L’Autorité de la Concurrence a rendu son avis sur l’accord d’itinérance négocié entre Orange et Free. Chaque opérateur mobile est prié d’avoir ses propres infrastructures et que cet accord ne soit pas reconduit.

Free sommé de créer son propre réseau avant 2018

La mutualisation des infrastructures en général et l’accord d’itinérance dont Free bénéficie chez Orange, c’est bien mais à condition de ne pas en abuser. Tel est, en substance, l’avis rendu ce 11 mars 2013 par l’Autorité de la Concurrence suite aux questions posées par Arnaud Montebourg, Ministre du Redressement Productif, et Fleur Pellerin, Ministre Déléguée à l’Economie Numérique.

Le principe doit rester, selon l’autorité administrative indépendante, la concurrence par les infrastructures. Autrement dit : chaque opérateur disposant de sa propre licence doit aussi disposer de ses propres infrastructures afin que la concurrence puisse effectivement jouer.

La mutualisation doit demeurer une exception : « La mutualisation permet d’économiser des coûts et d’améliorer la couverture. Elle peut, sous certaines conditions, s’inscrire dans le modèle de concurrence par les infrastructures ». En particulier, l’Autorité est ouverte, sous réserve d’une étude au cas par cas, sur la mutualisation en zone d’habitat peu dense.

Free sous haute surveillance

Dans le cas de l’accord entre Free et Orange, l’Autorité de la concurrence constate que l’itinérance a permis l’émergence rapide d’un nouvel opérateur, avec le bouleversement concurrentiel induit. Mais elle estime que rien ne permet de justifier dans la durée une telle mutualisation.

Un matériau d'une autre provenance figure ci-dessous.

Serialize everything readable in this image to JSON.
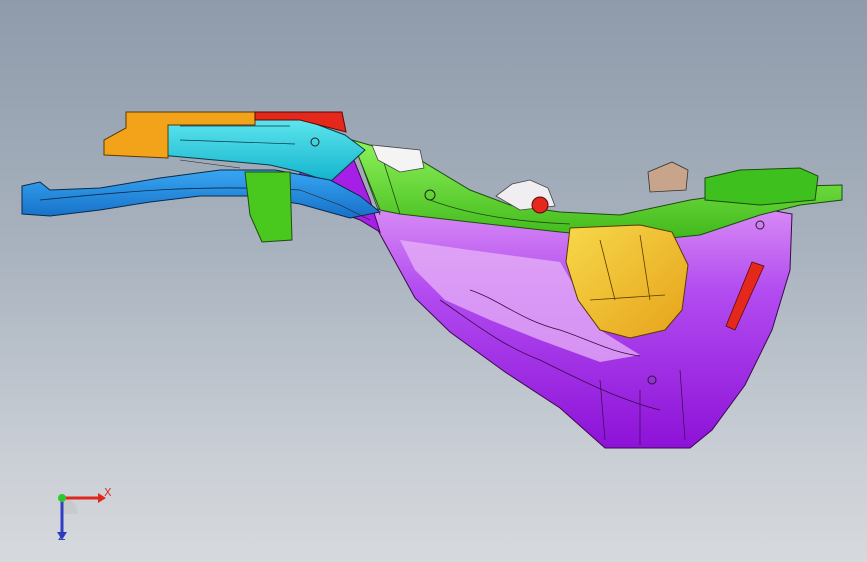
{
  "triad": {
    "x_label": "X",
    "z_label": "Z",
    "colors": {
      "x": "#e0261d",
      "y": "#2ec82e",
      "z": "#2f3fc4"
    }
  },
  "model": {
    "icon": "car-underbody-frame-icon",
    "palette": {
      "purple": "#a21ee8",
      "light_purple": "#d98cf5",
      "green": "#4fd11d",
      "light_green": "#9ef06a",
      "cyan": "#16d4e0",
      "blue": "#1a8ee8",
      "orange": "#f3a31a",
      "yellow": "#f2cf2a",
      "red": "#e4281c",
      "white": "#f4f4f4",
      "dark_green": "#2e8f2a"
    }
  }
}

L’Autorité rappelle que la licence de Free oblige cet opérateur à couvrir avec ses propres infrastructures 75% de la population en 2015 et 90% en 2018. De plus, en 2016, le contrat d’itinérance 2G dont bénéficie Free chez Orange s’arrêtera. A cette même date, Free Mobile aura la possibilité de cesser l’itinérance 3G.

L’Autorité insiste pour qu’il ne puisse pas y avoir de prorogation de l’itinérance 3G et que l’ARCEP vérifie que l’opérateur déploie bien ses infrastructures à un rythme compatible avec les exigences de sa licence.